The hysterical woman was hurling abuses at them and at the same time thanking them, her child pressed tightly into her chest. She was raving, crying, cursing, rubbing her child’s back as if to reassure herself.

And then she opened her eyes to Iram, Shabana and Tani.

Her hysteria calmed. She reached out with one hand to them, saying a hundred grateful things all together in Kaeshir.

Her face crumpled, and she held her squirming child tighter as Tani consoled her.

But she took hold of a shocked Iram’s hand.

“Shukriya… shukriya hetim baar shukriya.”

Iram nodded, as much as she could of her frozen face. Her teeth were chattering now, shoulders feeling like they would never stop vibrating.

Their boat was manoeuvred to the pier and Atharva climbed out with Hasan to help the mother and son out.

They held their hands up to signal peace as the woman turned to them and bowed her head, muttering words that nobody could hear.

They kept their hands up, eyeing the mob that had gathered around.

It wasn’t hostile anymore, but there were elements that couldn’t be trusted in such a mob. In any mob for that matter.
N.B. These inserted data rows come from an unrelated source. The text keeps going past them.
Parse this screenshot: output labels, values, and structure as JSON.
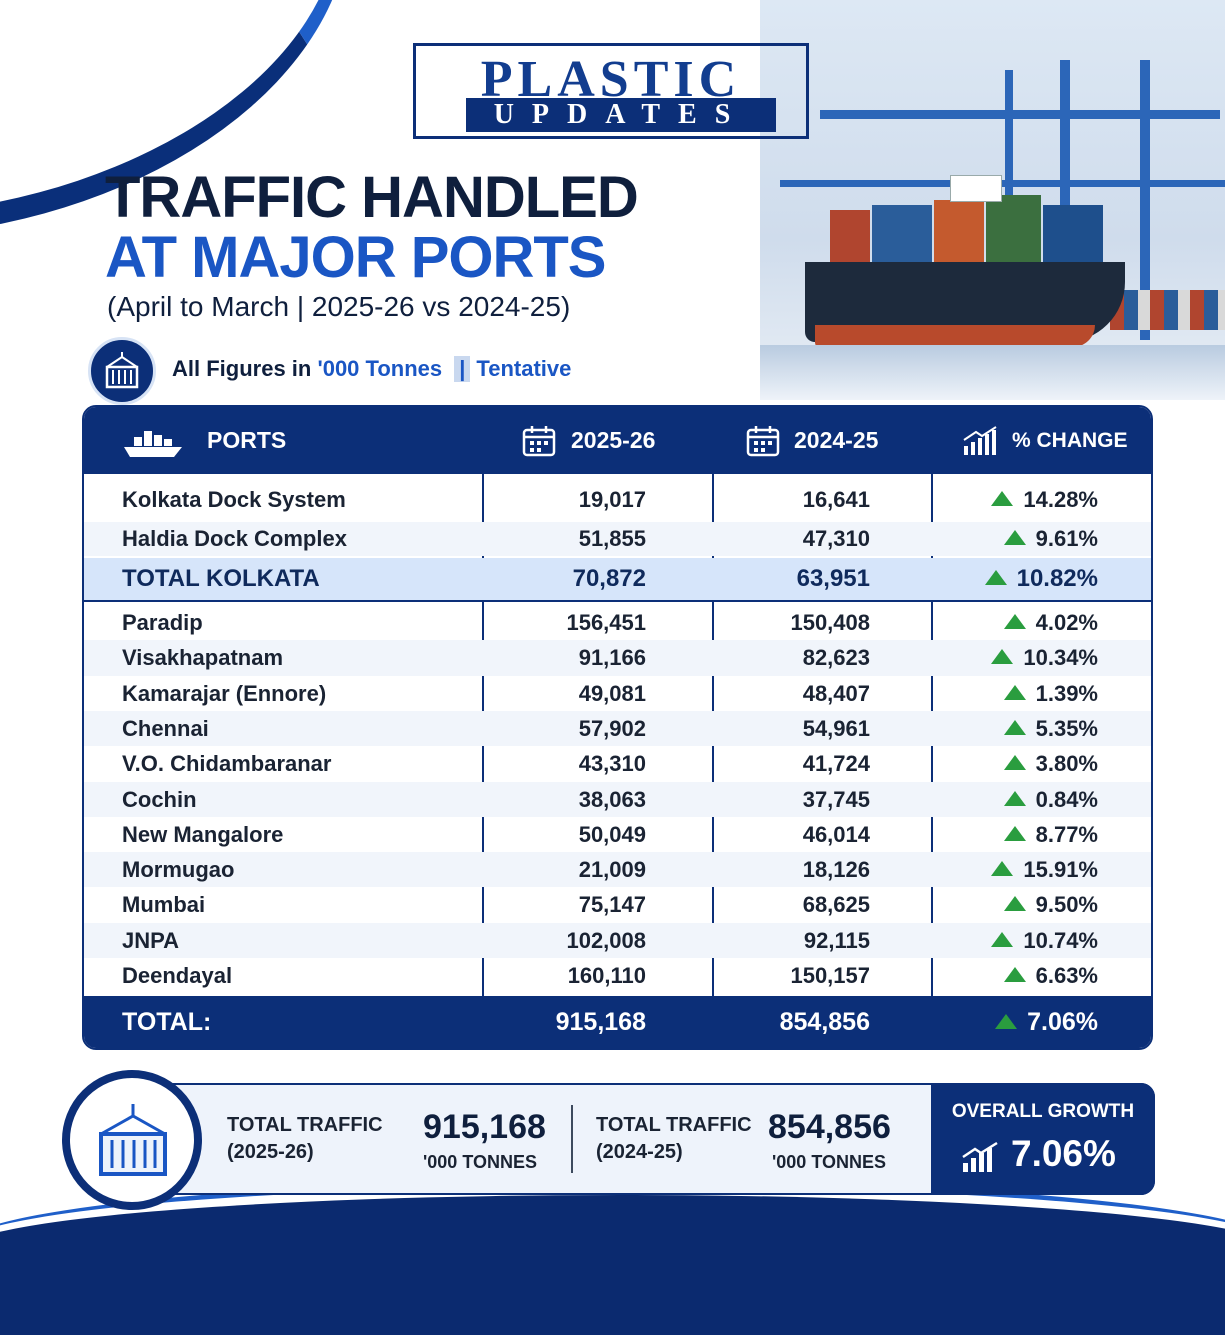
{
  "brand": {
    "top": "PLASTIC",
    "bottom": "UPDATES"
  },
  "header": {
    "title_line1": "TRAFFIC HANDLED",
    "title_line2": "AT MAJOR PORTS",
    "subtitle": "(April to March | 2025-26 vs 2024-25)"
  },
  "note": {
    "prefix": "All Figures in",
    "unit": "'000 Tonnes",
    "separator": "|",
    "status": "Tentative"
  },
  "table": {
    "headers": {
      "ports": "PORTS",
      "y1": "2025-26",
      "y2": "2024-25",
      "change": "% CHANGE"
    },
    "group1": [
      {
        "port": "Kolkata Dock System",
        "y1": "19,017",
        "y2": "16,641",
        "change": "14.28%"
      },
      {
        "port": "Haldia Dock Complex",
        "y1": "51,855",
        "y2": "47,310",
        "change": "9.61%"
      }
    ],
    "subtotal": {
      "port": "TOTAL KOLKATA",
      "y1": "70,872",
      "y2": "63,951",
      "change": "10.82%"
    },
    "group2": [
      {
        "port": "Paradip",
        "y1": "156,451",
        "y2": "150,408",
        "change": "4.02%"
      },
      {
        "port": "Visakhapatnam",
        "y1": "91,166",
        "y2": "82,623",
        "change": "10.34%"
      },
      {
        "port": "Kamarajar (Ennore)",
        "y1": "49,081",
        "y2": "48,407",
        "change": "1.39%"
      },
      {
        "port": "Chennai",
        "y1": "57,902",
        "y2": "54,961",
        "change": "5.35%"
      },
      {
        "port": "V.O. Chidambaranar",
        "y1": "43,310",
        "y2": "41,724",
        "change": "3.80%"
      },
      {
        "port": "Cochin",
        "y1": "38,063",
        "y2": "37,745",
        "change": "0.84%"
      },
      {
        "port": "New Mangalore",
        "y1": "50,049",
        "y2": "46,014",
        "change": "8.77%"
      },
      {
        "port": "Mormugao",
        "y1": "21,009",
        "y2": "18,126",
        "change": "15.91%"
      },
      {
        "port": "Mumbai",
        "y1": "75,147",
        "y2": "68,625",
        "change": "9.50%"
      },
      {
        "port": "JNPA",
        "y1": "102,008",
        "y2": "92,115",
        "change": "10.74%"
      },
      {
        "port": "Deendayal",
        "y1": "160,110",
        "y2": "150,157",
        "change": "6.63%"
      }
    ],
    "total": {
      "port": "TOTAL:",
      "y1": "915,168",
      "y2": "854,856",
      "change": "7.06%"
    },
    "up_color": "#2a9d3f"
  },
  "summary": {
    "left_label1": "TOTAL TRAFFIC",
    "left_label2": "(2025-26)",
    "left_value": "915,168",
    "left_unit": "'000 TONNES",
    "right_label1": "TOTAL TRAFFIC",
    "right_label2": "(2024-25)",
    "right_value": "854,856",
    "right_unit": "'000 TONNES",
    "growth_label": "OVERALL GROWTH",
    "growth_value": "7.06%"
  },
  "colors": {
    "navy": "#0c2f78",
    "accent": "#1a56c4"
  }
}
Once the woman was safely away from the pier, they jumped back in.

As their shikaras were rowed out of the channel, Atharva came behind her again.

This time she felt his coat settle over her shoulders.

“Hold on five minutes. There is a kahwa seller I saw on our way here,” he told her.

She nodded, pulling his coat tighter around herself.

Her teeth were chattering harder now. Her hair was damp, feeling colder with every whip of the wind.

And the setting sun was doing nothing to help.

“Are we… gggoing back tttto Srinagar?”

“This shikara is going back. I still have two other villages to visit.”

“Even after what happppennn…ed here?”

“If I give up after every stone-pelting then there will be no KDP,” he answered.

She didn’t know what to say to that. So she sat quietly.

And when they waved over a shikarawala selling hot anjeer milk, Iram accepted a paper cup gratefully.

Atharva waited until all three of them had drunk enough hot liquid to keep them warm through the rest of the journey.

Then he gestured to Shabana, who low-fived Iram and crossed into the next boat.

“Go straight back to the house and get warm,” Atharva ordered. “There will be a party car waiting at Dalgate.” Then he had picked up his backpack and stepped fluidly into the waiting shikara. He didn’t turn to look at her, and Iram kept staring at his back as his shikara rowed into the setting sun.